The goals of this article are as follows: (1) To determine the irreducible components of the affine varieties \({\mathbf {Rep}}_{\mathbf {d}}(\Lambda )\) parametrizing the representations with dimension vector \(\mathbf {d}\), where \({\Lambda }\) traces a major class of finite dimensional algebras; (2) To generically describe the representations encoded by the components. The target class consists of those truncated path algebras \({\Lambda }\) over an algebraically closed field K which are based on a quiver Q without oriented cycles. The main result characterizes the irreducible components of \({\mathbf {Rep}}_{\mathbf {d}}(\Lambda )\) in representation-theoretic terms and provides a means of listing them from quiver and Loewy length of \({\Lambda }\).
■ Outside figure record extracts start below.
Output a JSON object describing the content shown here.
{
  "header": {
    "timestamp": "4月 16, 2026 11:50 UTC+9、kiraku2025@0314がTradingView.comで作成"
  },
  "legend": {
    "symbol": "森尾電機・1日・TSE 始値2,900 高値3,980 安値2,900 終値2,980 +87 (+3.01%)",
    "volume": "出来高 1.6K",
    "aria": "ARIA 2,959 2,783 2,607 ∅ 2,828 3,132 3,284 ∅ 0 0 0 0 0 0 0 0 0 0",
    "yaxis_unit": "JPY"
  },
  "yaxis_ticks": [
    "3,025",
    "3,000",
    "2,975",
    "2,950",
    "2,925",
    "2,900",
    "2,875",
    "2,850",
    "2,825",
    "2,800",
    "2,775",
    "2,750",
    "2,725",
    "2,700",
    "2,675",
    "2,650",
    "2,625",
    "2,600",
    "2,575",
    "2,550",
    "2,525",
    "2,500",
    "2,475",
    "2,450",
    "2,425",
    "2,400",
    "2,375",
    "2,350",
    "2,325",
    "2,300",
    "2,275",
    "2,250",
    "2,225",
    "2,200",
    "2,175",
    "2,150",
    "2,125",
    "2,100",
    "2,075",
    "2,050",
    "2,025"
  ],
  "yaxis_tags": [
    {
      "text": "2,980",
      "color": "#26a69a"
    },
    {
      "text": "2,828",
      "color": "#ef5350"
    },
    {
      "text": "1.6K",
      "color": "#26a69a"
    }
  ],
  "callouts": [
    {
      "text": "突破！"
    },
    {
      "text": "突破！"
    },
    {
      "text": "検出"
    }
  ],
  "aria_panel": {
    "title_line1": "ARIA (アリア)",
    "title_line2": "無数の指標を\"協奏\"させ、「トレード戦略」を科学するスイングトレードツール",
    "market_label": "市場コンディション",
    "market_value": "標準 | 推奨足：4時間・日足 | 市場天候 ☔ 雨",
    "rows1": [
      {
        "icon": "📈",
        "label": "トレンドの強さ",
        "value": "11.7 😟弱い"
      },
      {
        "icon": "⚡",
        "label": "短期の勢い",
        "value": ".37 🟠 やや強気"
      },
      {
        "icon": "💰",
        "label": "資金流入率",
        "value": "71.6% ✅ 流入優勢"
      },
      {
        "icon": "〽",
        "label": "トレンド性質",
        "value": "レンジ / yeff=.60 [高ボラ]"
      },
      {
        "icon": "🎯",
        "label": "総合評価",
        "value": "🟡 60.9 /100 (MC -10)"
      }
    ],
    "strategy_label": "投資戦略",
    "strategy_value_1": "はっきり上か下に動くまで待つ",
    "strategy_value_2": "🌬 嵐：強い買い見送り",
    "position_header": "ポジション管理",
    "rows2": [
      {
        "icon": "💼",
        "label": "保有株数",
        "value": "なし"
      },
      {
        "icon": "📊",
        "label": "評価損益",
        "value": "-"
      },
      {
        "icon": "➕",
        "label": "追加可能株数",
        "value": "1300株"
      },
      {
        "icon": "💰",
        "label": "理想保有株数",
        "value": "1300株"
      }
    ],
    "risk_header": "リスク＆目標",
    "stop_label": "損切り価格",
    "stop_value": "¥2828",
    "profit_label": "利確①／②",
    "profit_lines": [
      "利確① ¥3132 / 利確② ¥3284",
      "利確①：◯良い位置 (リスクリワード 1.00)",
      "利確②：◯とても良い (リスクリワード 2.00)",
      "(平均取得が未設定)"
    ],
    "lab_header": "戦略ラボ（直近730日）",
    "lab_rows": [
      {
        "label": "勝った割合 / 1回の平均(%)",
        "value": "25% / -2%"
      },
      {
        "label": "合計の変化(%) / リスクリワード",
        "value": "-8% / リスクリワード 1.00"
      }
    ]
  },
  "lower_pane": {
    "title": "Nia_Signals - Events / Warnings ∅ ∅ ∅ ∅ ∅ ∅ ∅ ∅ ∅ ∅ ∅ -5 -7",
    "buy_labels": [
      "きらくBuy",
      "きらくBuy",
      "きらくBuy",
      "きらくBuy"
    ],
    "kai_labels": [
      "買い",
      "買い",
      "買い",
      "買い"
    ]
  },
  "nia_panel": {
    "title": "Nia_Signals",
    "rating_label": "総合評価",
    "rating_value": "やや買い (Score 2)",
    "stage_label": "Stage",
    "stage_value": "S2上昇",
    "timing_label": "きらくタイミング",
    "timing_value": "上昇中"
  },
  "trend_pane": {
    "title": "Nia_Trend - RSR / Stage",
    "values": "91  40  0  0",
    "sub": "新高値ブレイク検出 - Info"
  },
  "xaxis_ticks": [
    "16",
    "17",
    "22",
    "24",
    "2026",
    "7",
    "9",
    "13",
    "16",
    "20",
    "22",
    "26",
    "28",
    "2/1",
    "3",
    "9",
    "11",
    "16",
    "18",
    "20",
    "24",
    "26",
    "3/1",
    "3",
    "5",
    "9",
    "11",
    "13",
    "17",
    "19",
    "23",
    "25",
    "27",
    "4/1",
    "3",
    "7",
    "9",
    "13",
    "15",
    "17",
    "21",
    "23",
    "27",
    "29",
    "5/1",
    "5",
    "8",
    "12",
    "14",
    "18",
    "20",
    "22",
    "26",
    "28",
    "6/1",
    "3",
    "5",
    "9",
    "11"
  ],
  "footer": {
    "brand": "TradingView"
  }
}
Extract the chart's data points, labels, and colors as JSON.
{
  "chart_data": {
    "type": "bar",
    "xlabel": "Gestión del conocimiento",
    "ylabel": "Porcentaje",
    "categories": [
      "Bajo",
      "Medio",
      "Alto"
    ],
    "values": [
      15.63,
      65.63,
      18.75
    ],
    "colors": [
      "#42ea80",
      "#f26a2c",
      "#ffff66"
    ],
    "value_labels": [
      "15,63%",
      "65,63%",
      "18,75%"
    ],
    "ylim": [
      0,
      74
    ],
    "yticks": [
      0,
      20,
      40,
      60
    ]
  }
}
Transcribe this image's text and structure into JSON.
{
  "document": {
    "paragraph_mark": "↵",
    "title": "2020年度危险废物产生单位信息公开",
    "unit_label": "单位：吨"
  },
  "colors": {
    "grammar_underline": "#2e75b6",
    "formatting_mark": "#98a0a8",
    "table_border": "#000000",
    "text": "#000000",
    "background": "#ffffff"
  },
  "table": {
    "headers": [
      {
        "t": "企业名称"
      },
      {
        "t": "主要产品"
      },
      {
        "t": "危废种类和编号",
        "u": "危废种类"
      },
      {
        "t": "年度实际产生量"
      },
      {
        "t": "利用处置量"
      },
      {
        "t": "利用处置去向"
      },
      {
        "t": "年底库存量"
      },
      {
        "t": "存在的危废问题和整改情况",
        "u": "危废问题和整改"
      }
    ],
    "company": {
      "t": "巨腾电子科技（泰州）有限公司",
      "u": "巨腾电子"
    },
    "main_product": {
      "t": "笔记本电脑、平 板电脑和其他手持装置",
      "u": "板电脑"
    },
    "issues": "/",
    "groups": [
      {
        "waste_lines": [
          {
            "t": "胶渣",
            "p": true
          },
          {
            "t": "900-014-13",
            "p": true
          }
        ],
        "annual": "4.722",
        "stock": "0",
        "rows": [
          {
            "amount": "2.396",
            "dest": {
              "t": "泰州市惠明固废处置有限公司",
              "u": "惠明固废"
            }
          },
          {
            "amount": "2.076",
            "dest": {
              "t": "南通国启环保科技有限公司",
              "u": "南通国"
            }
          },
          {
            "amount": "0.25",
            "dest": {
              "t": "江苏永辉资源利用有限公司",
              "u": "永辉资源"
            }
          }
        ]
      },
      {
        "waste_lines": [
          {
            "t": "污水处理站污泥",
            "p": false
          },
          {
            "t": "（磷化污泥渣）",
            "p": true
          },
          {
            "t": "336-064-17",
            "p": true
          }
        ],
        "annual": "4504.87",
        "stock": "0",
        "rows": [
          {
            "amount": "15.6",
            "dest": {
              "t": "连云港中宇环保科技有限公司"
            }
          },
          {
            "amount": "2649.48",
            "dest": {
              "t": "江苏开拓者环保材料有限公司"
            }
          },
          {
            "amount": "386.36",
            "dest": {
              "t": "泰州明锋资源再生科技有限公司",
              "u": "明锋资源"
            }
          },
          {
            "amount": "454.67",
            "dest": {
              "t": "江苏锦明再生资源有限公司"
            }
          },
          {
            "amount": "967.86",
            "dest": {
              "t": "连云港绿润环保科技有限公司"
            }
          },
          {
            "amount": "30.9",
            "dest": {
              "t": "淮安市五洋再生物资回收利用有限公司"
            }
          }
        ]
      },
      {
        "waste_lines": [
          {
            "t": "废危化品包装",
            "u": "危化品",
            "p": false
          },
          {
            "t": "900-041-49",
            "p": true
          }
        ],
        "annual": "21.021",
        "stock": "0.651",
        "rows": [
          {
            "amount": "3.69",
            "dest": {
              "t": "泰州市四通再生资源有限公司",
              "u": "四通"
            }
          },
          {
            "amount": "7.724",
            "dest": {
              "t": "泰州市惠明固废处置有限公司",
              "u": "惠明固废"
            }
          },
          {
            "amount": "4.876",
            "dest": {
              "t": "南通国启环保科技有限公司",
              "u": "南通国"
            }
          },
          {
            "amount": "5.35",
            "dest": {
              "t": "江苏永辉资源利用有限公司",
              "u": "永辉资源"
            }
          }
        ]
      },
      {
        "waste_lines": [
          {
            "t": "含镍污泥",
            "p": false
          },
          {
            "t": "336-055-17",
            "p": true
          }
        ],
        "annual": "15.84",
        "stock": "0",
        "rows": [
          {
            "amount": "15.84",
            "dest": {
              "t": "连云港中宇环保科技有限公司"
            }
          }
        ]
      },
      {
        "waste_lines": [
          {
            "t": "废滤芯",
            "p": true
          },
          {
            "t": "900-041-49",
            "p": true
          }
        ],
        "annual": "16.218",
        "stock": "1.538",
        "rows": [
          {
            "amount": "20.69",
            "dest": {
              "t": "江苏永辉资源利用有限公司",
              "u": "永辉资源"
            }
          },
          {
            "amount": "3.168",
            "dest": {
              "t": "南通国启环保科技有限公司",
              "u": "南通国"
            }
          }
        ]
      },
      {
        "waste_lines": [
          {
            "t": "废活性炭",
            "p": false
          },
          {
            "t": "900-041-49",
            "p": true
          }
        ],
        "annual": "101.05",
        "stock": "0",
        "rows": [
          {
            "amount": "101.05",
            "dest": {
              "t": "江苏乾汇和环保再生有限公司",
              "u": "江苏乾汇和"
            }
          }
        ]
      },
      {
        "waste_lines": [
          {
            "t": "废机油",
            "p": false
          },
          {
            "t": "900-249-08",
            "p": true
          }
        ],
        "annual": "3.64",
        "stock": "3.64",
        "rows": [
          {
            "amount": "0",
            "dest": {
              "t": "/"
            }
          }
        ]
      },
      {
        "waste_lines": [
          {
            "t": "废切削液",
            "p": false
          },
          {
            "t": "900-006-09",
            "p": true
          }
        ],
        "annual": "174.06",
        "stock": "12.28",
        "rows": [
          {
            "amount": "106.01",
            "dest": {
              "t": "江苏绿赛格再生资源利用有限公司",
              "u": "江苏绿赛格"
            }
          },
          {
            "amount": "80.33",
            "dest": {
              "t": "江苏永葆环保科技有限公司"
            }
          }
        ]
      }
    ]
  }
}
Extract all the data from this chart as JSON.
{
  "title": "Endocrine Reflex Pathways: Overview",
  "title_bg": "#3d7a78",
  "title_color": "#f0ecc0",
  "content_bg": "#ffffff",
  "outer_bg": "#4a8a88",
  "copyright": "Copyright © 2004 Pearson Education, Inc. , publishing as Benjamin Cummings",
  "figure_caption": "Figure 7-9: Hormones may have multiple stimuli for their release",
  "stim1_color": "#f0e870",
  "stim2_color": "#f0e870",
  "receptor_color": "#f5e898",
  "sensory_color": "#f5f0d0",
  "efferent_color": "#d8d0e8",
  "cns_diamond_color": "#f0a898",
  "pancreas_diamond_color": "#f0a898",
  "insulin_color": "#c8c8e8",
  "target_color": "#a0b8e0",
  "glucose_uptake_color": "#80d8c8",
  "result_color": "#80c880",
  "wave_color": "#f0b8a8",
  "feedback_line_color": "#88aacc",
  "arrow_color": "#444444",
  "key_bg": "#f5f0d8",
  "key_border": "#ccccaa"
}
Combined with existing theory, this classification moreover yields an array of generic features of the modules parametrized by the components, such as generic minimal projective presentations, generic sub- and quotient modules, etc. Our second principal result pins down the generic socle series of the modules in the components; it does so for more general \({\Lambda }\), in fact. The information on truncated path algebras of acyclic quivers supplements the theory available in the special case where \({\Lambda }= KQ\), filling in generic data on the \(\mathbf {d}\)-dimensional representations of Q with any fixed Loewy length.